When I told my boss the news and how old she was, he mentioned how over the span of her life she had experienced so many significant events in the world. This got me thinking about some of those changes and advances that have been made.
When she was born, she didn't have the right to vote because of her gender. Before she died, she was able to watch another woman storm the halls of government, and see women fully in charge elsewhere in the world. She's watched as the world grew more tolerant of each other, and continued to fight over the same old divisions to this very day. She's seen the fall of old empires and the rise of new ones, though these new players didn't consider themselves empires. She's seen the invention of wonderfully technological things that we today couldn't manage without, but that she as a child didn't even dream about. She lived through some of the toughest times, and saw them get better again. And most importantly, the family that grew around her came into its own and she never for a moment enjoyed anything more than having us all together. Even as her siblings, friends, and my grandfather left this world long before her, she was always the foundation for us all even if she couldn't realize it anymore towards the end.

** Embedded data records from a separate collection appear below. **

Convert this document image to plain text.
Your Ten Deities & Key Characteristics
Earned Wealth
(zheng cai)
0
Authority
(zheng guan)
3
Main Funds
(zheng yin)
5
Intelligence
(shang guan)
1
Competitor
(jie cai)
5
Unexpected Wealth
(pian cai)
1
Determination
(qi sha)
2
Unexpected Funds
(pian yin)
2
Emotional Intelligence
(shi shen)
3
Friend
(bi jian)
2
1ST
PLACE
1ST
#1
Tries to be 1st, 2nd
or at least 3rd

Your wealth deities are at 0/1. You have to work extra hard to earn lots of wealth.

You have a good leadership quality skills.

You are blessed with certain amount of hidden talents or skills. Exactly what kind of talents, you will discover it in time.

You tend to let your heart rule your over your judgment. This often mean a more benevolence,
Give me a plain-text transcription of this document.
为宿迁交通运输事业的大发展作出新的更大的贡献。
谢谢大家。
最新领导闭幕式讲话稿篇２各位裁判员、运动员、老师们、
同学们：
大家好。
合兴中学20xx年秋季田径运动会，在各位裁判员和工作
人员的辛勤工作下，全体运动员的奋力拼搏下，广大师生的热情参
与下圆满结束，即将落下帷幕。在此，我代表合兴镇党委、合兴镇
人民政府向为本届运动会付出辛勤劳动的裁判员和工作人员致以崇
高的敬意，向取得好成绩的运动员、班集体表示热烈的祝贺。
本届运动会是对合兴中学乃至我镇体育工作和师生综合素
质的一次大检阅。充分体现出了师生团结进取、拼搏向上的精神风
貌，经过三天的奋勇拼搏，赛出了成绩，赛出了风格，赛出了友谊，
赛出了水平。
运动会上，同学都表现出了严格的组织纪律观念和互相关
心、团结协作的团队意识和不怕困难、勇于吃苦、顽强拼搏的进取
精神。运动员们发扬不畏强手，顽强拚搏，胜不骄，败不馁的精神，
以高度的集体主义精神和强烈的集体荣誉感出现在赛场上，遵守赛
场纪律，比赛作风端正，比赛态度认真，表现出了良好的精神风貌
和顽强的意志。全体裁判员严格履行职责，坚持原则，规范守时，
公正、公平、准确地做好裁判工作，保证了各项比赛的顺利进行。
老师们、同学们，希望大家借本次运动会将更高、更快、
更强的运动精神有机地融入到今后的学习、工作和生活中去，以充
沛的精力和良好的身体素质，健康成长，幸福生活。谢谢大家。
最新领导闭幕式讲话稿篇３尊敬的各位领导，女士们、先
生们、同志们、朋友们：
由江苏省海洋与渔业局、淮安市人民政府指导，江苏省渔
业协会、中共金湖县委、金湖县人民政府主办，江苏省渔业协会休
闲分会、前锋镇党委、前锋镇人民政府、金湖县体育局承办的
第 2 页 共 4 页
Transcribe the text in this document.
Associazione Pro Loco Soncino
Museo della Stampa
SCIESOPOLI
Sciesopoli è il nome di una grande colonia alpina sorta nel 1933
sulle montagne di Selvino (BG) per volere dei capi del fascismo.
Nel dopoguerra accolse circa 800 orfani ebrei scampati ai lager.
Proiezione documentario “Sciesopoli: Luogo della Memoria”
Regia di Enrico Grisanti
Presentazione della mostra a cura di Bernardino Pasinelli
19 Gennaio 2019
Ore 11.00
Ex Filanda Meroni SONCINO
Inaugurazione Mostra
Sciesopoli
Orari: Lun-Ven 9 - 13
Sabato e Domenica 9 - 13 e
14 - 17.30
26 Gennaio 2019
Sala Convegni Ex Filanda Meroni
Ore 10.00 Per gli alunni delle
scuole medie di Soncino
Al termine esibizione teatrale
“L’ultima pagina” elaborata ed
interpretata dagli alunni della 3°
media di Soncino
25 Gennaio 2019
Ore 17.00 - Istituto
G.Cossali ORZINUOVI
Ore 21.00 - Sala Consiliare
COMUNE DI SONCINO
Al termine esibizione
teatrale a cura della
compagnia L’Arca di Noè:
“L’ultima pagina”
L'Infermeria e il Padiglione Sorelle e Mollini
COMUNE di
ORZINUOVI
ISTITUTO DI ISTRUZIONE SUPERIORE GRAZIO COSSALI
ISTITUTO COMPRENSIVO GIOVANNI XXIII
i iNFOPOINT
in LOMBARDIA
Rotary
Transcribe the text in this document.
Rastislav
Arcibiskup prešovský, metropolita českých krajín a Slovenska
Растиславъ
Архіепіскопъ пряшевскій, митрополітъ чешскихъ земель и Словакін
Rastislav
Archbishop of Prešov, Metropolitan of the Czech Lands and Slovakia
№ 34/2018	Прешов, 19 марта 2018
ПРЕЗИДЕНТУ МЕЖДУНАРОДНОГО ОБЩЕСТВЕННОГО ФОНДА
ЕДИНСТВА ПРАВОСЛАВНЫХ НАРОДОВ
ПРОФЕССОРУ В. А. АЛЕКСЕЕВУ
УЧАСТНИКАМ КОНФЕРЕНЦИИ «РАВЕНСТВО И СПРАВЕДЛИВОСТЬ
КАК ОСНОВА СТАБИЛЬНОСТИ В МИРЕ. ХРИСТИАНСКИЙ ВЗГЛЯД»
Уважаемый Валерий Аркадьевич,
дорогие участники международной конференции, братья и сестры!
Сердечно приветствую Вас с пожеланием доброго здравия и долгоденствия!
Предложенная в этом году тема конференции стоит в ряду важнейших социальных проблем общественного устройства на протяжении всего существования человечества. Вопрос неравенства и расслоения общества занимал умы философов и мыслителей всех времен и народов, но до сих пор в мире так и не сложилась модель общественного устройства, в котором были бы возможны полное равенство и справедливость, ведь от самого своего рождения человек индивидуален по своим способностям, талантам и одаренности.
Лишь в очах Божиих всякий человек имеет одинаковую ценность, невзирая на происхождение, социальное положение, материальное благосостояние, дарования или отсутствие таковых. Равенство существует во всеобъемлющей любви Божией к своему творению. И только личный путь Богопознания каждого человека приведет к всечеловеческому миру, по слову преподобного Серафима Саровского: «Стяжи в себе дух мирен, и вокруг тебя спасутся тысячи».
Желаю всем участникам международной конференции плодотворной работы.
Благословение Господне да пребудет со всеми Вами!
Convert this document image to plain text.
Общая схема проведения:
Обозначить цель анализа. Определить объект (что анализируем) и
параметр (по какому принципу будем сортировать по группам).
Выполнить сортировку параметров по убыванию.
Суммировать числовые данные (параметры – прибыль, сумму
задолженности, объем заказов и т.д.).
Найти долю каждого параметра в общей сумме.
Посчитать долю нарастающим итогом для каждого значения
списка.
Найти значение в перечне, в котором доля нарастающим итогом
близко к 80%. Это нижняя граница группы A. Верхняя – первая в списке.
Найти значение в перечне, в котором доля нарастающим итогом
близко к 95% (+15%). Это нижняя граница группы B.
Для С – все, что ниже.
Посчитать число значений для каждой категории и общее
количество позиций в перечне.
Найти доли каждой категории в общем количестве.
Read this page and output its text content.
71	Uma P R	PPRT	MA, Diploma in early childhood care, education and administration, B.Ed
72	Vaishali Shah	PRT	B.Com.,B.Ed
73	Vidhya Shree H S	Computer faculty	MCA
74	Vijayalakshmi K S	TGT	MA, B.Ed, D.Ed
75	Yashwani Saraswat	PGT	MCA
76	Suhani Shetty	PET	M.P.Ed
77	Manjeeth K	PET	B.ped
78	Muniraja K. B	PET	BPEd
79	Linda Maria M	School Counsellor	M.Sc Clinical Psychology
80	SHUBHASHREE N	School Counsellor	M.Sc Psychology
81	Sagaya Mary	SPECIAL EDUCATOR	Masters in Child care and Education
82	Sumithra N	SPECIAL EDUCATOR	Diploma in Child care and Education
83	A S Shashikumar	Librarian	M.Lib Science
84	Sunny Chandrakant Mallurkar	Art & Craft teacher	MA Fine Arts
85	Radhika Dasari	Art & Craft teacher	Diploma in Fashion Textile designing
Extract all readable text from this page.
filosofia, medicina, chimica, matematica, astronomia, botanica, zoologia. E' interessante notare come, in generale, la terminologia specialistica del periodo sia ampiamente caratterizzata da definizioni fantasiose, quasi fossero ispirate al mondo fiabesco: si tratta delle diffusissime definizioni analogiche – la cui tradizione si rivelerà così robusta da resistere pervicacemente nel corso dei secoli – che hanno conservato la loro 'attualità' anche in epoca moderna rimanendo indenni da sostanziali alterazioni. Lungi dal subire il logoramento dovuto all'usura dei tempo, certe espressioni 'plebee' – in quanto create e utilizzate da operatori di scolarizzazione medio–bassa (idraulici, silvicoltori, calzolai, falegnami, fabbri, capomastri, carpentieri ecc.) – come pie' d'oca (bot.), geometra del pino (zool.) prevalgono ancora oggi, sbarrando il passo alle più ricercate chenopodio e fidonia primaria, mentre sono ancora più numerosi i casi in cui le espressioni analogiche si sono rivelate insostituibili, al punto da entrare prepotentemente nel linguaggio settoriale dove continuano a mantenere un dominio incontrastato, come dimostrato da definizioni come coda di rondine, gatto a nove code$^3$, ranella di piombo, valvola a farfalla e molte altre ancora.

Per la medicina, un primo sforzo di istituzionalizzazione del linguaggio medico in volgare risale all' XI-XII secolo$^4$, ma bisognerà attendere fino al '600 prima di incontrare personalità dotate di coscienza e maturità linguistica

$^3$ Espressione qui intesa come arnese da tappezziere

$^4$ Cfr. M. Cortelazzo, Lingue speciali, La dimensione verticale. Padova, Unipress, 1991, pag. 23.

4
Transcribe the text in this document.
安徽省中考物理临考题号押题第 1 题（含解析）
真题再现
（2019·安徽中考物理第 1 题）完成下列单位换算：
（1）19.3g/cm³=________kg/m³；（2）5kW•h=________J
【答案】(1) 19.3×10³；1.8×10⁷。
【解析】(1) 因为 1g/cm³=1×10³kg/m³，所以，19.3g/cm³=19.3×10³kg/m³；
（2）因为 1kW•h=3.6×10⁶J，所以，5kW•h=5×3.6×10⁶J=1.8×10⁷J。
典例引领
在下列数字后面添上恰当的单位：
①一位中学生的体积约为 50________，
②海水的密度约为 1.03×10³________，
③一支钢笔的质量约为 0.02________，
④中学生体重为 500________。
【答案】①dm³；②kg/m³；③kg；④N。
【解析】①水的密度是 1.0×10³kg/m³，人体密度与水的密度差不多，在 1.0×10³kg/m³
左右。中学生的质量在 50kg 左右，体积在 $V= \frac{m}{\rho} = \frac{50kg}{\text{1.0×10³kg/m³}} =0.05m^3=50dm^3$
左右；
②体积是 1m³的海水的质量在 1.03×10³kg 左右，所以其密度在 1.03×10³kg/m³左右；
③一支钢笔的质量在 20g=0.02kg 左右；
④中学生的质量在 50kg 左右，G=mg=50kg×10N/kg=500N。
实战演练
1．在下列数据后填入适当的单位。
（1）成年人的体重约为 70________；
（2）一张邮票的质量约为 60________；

And now I think to myself.. am I going to have these same opportunities to be a foundation for a family of my own, in this country that has been passed down to my generation? And then I remember that we as a country have lived through dark times before. We've toughed it out, and things got better, but it took the strong will and determination and hope of folks like my grandmother to do it. I don't think I can live up to her example, but I can sure give it my best effort because I know she'll be looking down on me with those wide eyes and smile.